Evacuation of Dunkirk
by Ben Johnson
British, French, Canadian, and Belgian troops had been forced back to Dunkirk by the advancing German army. Nearly all the escape routes to the English Channel had been cut off; a terrible disaster had appeared inevitable. At the time Prime Minister Winston Churchill called it “a miracle of deliverance”.
On 12th May 1940, Adolf Hitler ordered the invasion of France. By 14th May 1940, German tanks had crossed the Meuse and had opened up a gap in the Allied front. Six days later they reached the English Channel.
The British, French and Belgium governments had seriously underestimated the strength of the German forces. As a result the British Expeditionary Force (BEF), as well as French, Canadian and Belgian troops, found themselves fighting against overwhelming odds. Before long, the Allied forces had retreated to the harbour and beaches of Dunkirk where they were trapped, a sitting target for the Germans.
In an effort to at least evacuate some of the troops, Winston Churchill ordered the start of ‘Operation Dynamo’. This plan took its name from the dynamo room (which provided electricity) in the naval headquarters below Dover Castle, where Vice Admiral Bertram Ramsay had planned the operation.

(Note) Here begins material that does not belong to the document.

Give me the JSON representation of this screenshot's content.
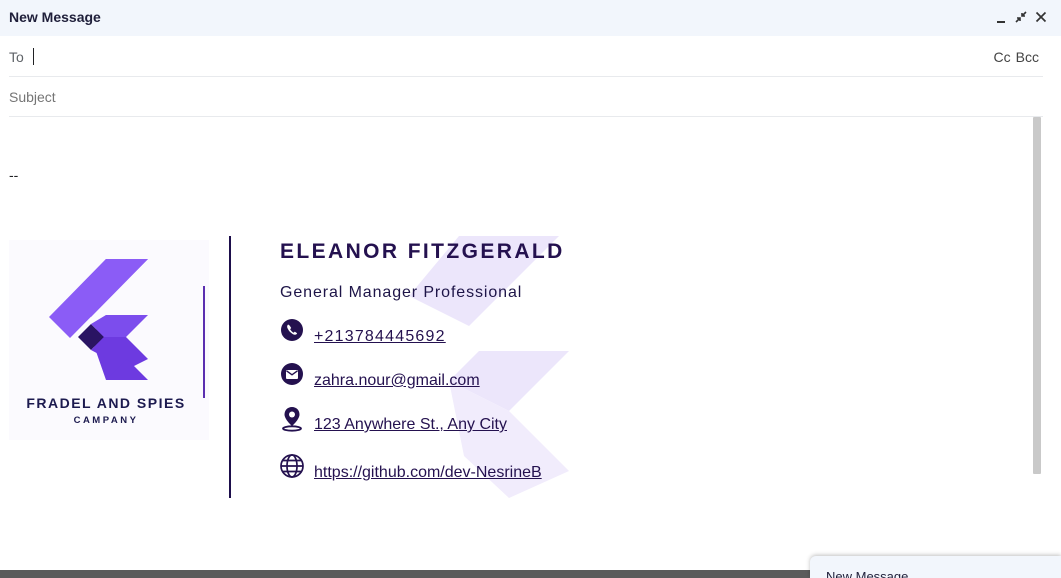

Destroyers and transport ships were sent to evacuate the troops, but they only expected to have time to lift off about 30,000 troops.

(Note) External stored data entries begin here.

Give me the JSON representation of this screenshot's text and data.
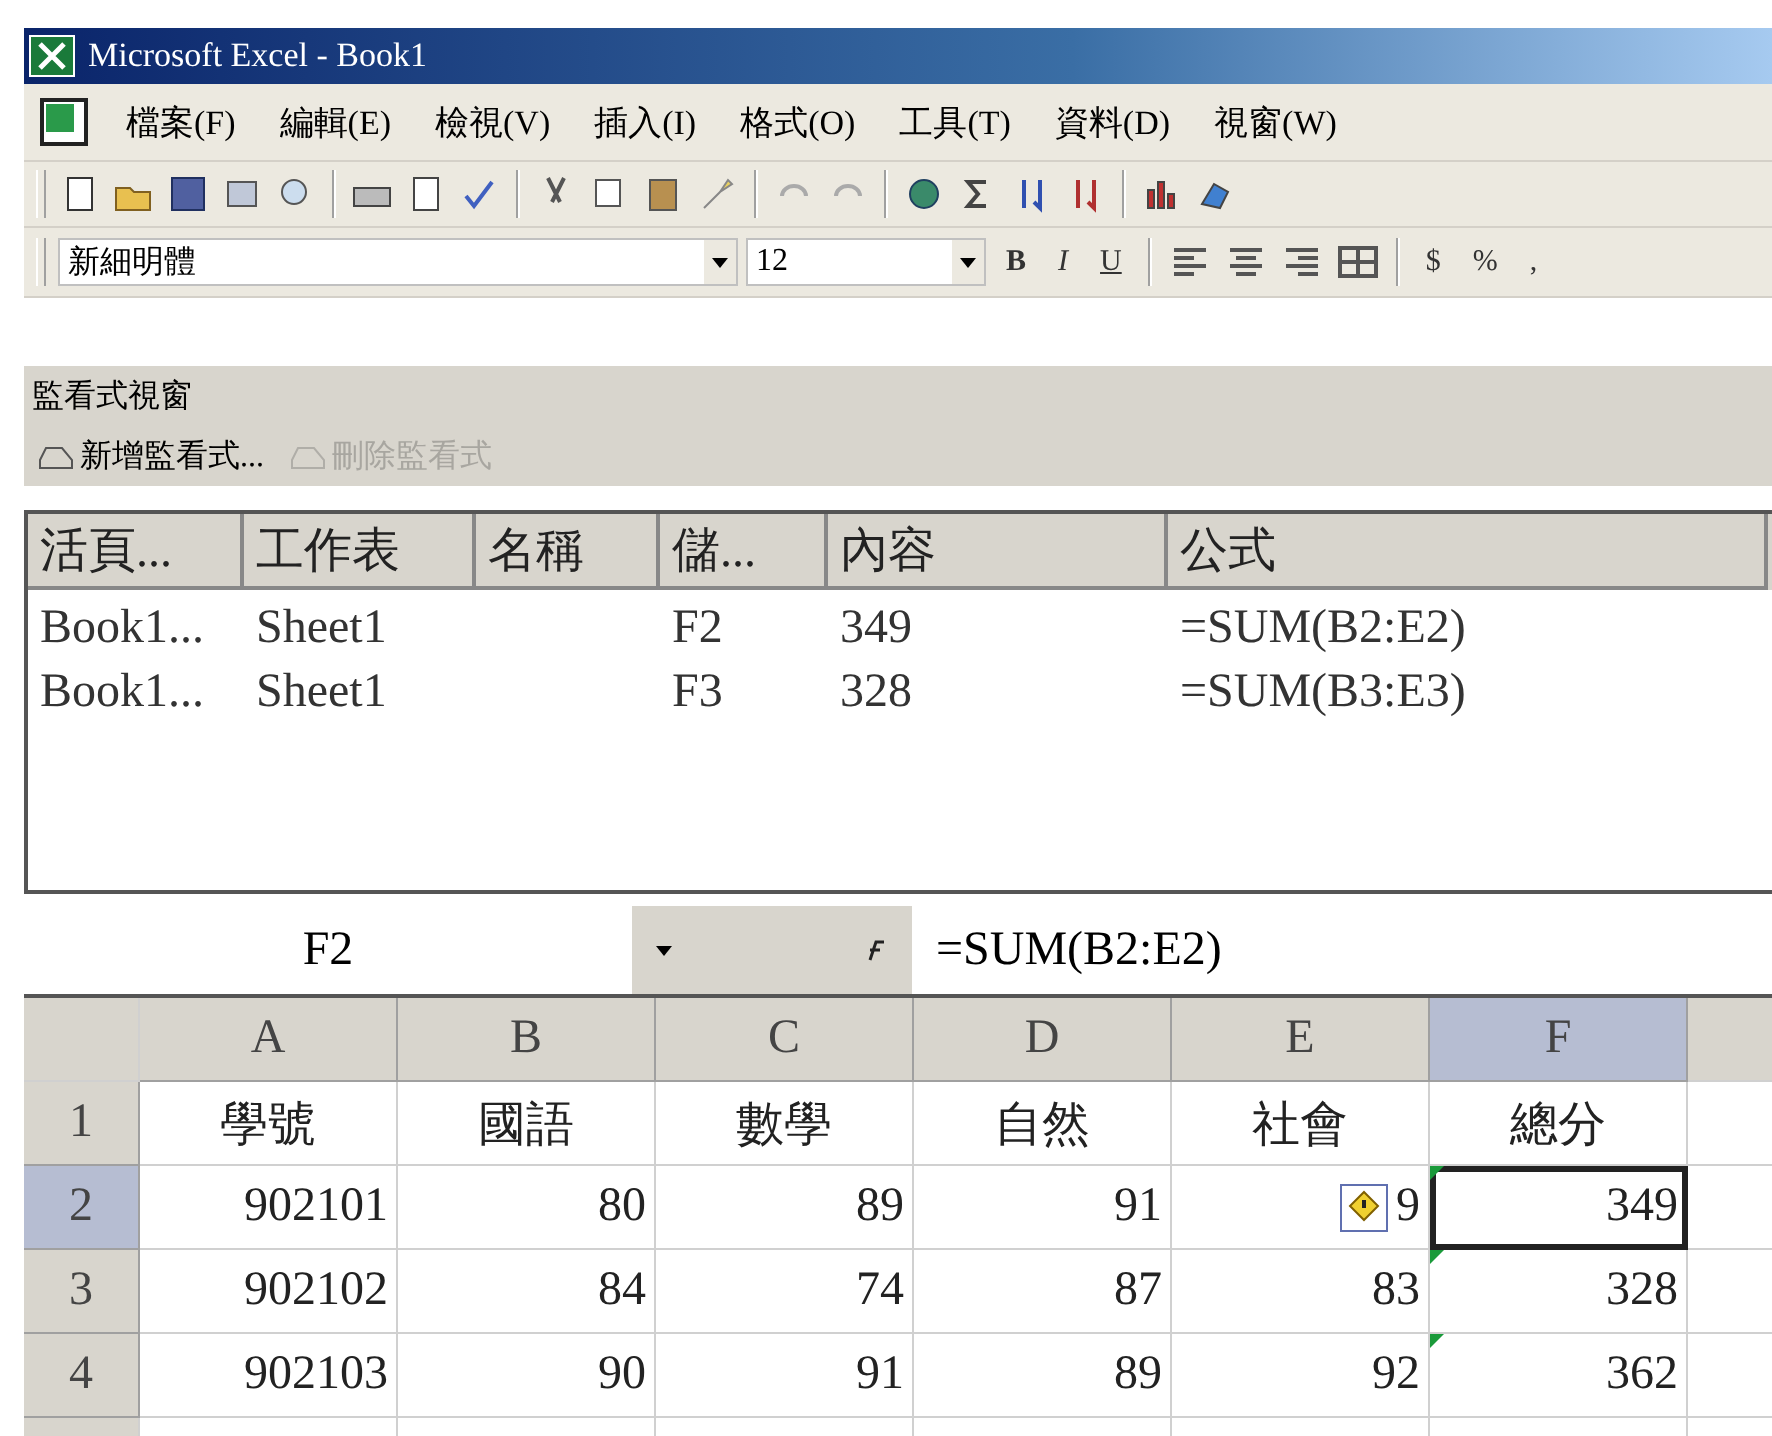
{
  "window": {
    "title": "Microsoft Excel - Book1"
  },
  "menu": [
    "檔案(F)",
    "編輯(E)",
    "檢視(V)",
    "插入(I)",
    "格式(O)",
    "工具(T)",
    "資料(D)",
    "視窗(W)"
  ],
  "format_bar": {
    "font": "新細明體",
    "size": "12",
    "style_buttons": [
      "B",
      "I",
      "U"
    ],
    "number_buttons": [
      "$",
      "%",
      ","
    ]
  },
  "watch_window": {
    "title": "監看式視窗",
    "actions": [
      {
        "label": "新增監看式...",
        "disabled": false
      },
      {
        "label": "刪除監看式",
        "disabled": true
      }
    ],
    "columns": [
      "活頁...",
      "工作表",
      "名稱",
      "儲...",
      "內容",
      "公式"
    ],
    "rows": [
      [
        "Book1...",
        "Sheet1",
        "",
        "F2",
        "349",
        "=SUM(B2:E2)"
      ],
      [
        "Book1...",
        "Sheet1",
        "",
        "F3",
        "328",
        "=SUM(B3:E3)"
      ]
    ]
  },
  "formula_bar": {
    "name_box": "F2",
    "formula": "=SUM(B2:E2)"
  },
  "sheet": {
    "columns": [
      {
        "label": "A",
        "selected": false
      },
      {
        "label": "B",
        "selected": false
      },
      {
        "label": "C",
        "selected": false
      },
      {
        "label": "D",
        "selected": false
      },
      {
        "label": "E",
        "selected": false
      },
      {
        "label": "F",
        "selected": true
      }
    ],
    "rows": [
      {
        "label": "1",
        "selected": false,
        "cells": [
          {
            "text": "學號",
            "kind": "text"
          },
          {
            "text": "國語",
            "kind": "text"
          },
          {
            "text": "數學",
            "kind": "text"
          },
          {
            "text": "自然",
            "kind": "text"
          },
          {
            "text": "社會",
            "kind": "text"
          },
          {
            "text": "總分",
            "kind": "text"
          }
        ]
      },
      {
        "label": "2",
        "selected": true,
        "cells": [
          {
            "text": "902101",
            "kind": "number"
          },
          {
            "text": "80",
            "kind": "number"
          },
          {
            "text": "89",
            "kind": "number"
          },
          {
            "text": "91",
            "kind": "number"
          },
          {
            "text": "9",
            "kind": "number",
            "smart_tag": true
          },
          {
            "text": "349",
            "kind": "number",
            "flagged": true,
            "active": true
          }
        ]
      },
      {
        "label": "3",
        "selected": false,
        "cells": [
          {
            "text": "902102",
            "kind": "number"
          },
          {
            "text": "84",
            "kind": "number"
          },
          {
            "text": "74",
            "kind": "number"
          },
          {
            "text": "87",
            "kind": "number"
          },
          {
            "text": "83",
            "kind": "number"
          },
          {
            "text": "328",
            "kind": "number",
            "flagged": true
          }
        ]
      },
      {
        "label": "4",
        "selected": false,
        "cells": [
          {
            "text": "902103",
            "kind": "number"
          },
          {
            "text": "90",
            "kind": "number"
          },
          {
            "text": "91",
            "kind": "number"
          },
          {
            "text": "89",
            "kind": "number"
          },
          {
            "text": "92",
            "kind": "number"
          },
          {
            "text": "362",
            "kind": "number",
            "flagged": true
          }
        ]
      }
    ]
  }
}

However, in one of the most widely-debated and potentially pivotal decisions of the war, Adolf Hitler ordered his generals to halt for three days, giving the Allies time to organise the evacuation. In the end, despite heavy fire from German fighter and bomber planes on the beaches, no full scale German attack was launched and over 330,000 Allied troops were rescued.

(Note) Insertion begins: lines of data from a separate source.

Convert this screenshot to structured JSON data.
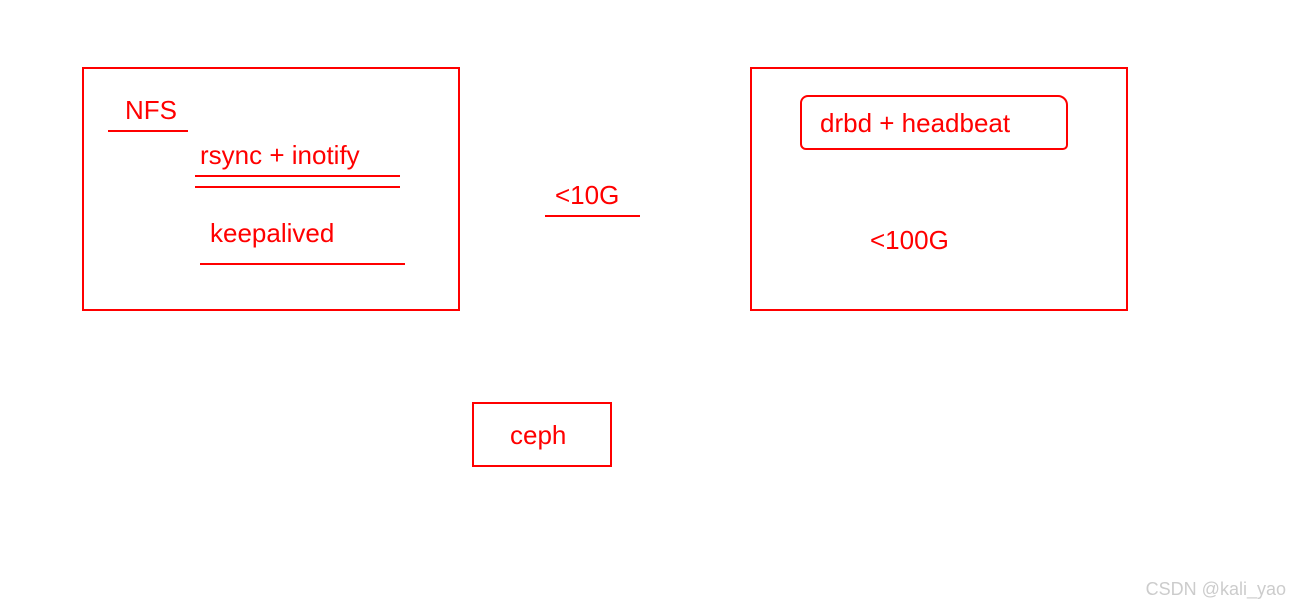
{
  "left_box": {
    "nfs": "NFS",
    "rsync": "rsync + inotify",
    "keepalived": "keepalived"
  },
  "middle": {
    "size": "<10G"
  },
  "right_box": {
    "drbd": "drbd + headbeat",
    "size": "<100G"
  },
  "bottom": {
    "ceph": "ceph"
  },
  "watermark": "CSDN @kali_yao"
}
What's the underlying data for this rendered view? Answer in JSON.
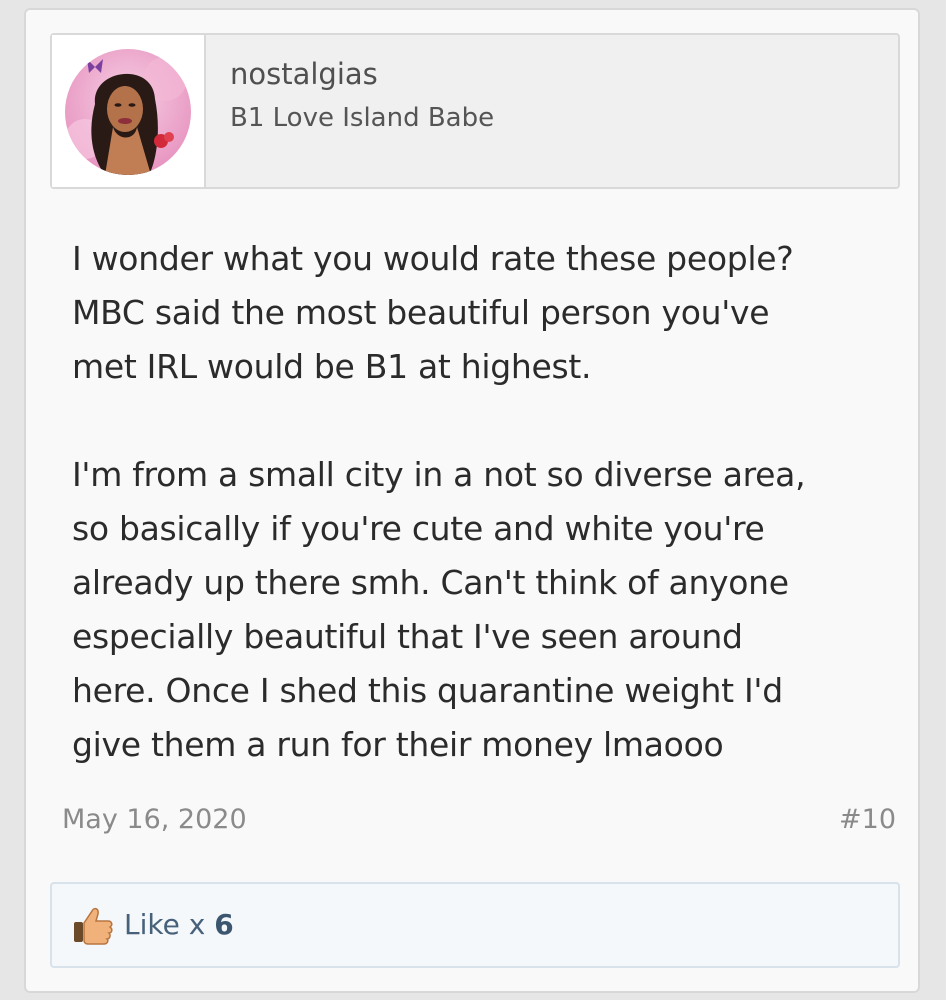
{
  "author": {
    "username": "nostalgias",
    "user_title": "B1 Love Island Babe"
  },
  "message": {
    "lines": [
      "I wonder what you would rate these people?",
      "MBC said the most beautiful person you've",
      "met IRL would be B1 at highest.",
      "",
      "I'm from a small city in a not so diverse area,",
      "so basically if you're cute and white you're",
      "already up there smh. Can't think of anyone",
      "especially beautiful that I've seen around",
      "here. Once I shed this quarantine weight I'd",
      "give them a run for their money lmaooo"
    ]
  },
  "meta": {
    "date": "May 16, 2020",
    "post_number": "#10"
  },
  "likes": {
    "label": "Like x ",
    "count": "6",
    "icon": "thumbs-up-icon"
  },
  "colors": {
    "link": "#47617a",
    "muted": "#8a8a8a",
    "text": "#2b2b2b"
  }
}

The evacuation was by no means straightforward. Before long the harbour became partially blocked by ships sunk during the constant attacks from enemy aircraft. It became necessary to take the troops off the nearby beaches, an almost impossible task because of shallow water which prevented large ships from coming in close to shore. Small ships were needed to ferry the troops from the beaches to the larger ships.
700 of these “little ships” were used. Many of the smaller vessels, such as motor yachts, fishing boats etc., were privately owned. Although a large number of these ships were taken across the English Channel by navy personnel, many were also taken over by their civilian owners.
It is thought that the smallest boat to make the journey across the Channel was the Tamzine, an 18 feet open topped fishing boat now on display at the Imperial War Museum, London.
The escape captured the minds and hearts of the British people at a time when it seemed that they too would soon be invaded. What was actually a defeat appeared like a victory when so many men were brought back safely to England.
Between 27th May and 4th June 1940, nearly 700 ships brought over 338,000 people back to Britain, including 140,000 soldiers of the French Army. All heavy equipment was abandoned and left in France.
The phrase “Dunkirk spirit” is still in use today to describe British people banding together in the face of adversity.